In this study, we will analyze, from philosophical, medical and bioethical points of view, the genetic ways in which the biological foundations of human behavior can be identified, as well as the technologies that can contribute to the modification of certain human behaviors, especially aggressive ones. Ideas about the inheritance of a certain behavior have been identified since Greek antiquity, but in the 20th century, along with sequencing and mapping of all genes of the members of our species, the possibility of identifying possible genes for learning and memory has emerged and therefore the ability to act on them through “behavioral genetics” could develop. In the dawn of the 21st century, researchers begin to consider that abnormal behaviors had a certain genetic mutation located on the “X” chromosome or on the “Y” chromosome and the concept of “genetics of intellectual disability” was introduced in the medical literature.
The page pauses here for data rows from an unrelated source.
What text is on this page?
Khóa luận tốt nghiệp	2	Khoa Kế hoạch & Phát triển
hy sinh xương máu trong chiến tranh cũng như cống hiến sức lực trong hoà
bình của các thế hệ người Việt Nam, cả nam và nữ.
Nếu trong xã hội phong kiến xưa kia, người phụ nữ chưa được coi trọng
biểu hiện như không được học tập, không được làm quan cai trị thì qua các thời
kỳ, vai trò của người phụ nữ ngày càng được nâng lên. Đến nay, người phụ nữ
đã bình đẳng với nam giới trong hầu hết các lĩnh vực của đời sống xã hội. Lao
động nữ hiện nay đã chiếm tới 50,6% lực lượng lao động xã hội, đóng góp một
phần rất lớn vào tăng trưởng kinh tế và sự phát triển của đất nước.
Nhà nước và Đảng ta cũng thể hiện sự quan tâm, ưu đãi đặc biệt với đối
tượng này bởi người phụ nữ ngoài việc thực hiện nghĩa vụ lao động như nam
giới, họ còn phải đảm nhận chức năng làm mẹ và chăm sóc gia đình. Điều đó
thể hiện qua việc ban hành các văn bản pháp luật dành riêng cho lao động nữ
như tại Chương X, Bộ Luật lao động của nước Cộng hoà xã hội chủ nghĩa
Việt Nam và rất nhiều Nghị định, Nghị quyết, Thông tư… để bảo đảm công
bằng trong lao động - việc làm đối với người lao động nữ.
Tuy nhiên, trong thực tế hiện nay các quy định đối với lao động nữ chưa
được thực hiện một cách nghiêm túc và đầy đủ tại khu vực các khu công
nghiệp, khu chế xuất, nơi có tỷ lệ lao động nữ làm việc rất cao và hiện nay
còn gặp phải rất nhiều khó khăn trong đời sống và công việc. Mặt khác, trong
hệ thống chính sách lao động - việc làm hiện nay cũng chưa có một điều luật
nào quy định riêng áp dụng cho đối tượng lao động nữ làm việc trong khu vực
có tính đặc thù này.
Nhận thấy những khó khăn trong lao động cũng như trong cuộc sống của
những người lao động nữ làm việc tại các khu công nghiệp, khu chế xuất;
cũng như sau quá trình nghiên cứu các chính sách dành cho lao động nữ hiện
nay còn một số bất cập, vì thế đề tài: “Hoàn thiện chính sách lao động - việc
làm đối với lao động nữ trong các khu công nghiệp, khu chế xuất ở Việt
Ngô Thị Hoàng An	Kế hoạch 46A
After the identification of the genes or the constellation of genes that underlie the occurrence of psychiatric disorders, the researchers developed genetic engineering to be performed on certain groups of neuronal cells, but these activities lead to the question: how useful or dangerous these new genome editing technologies will be, especially in terms of conservation and perpetuation of the human species. We conclude that the chimera-type people, whose genetic structure is artificially constructed, would raise issues primarily about their identity, their integration into traditional societies, but also about the need for a new legislation. However, the future society will have, at some point, to accept the reality of genetic interventions, the purpose of which is to achieve much more radical transformations in human nature.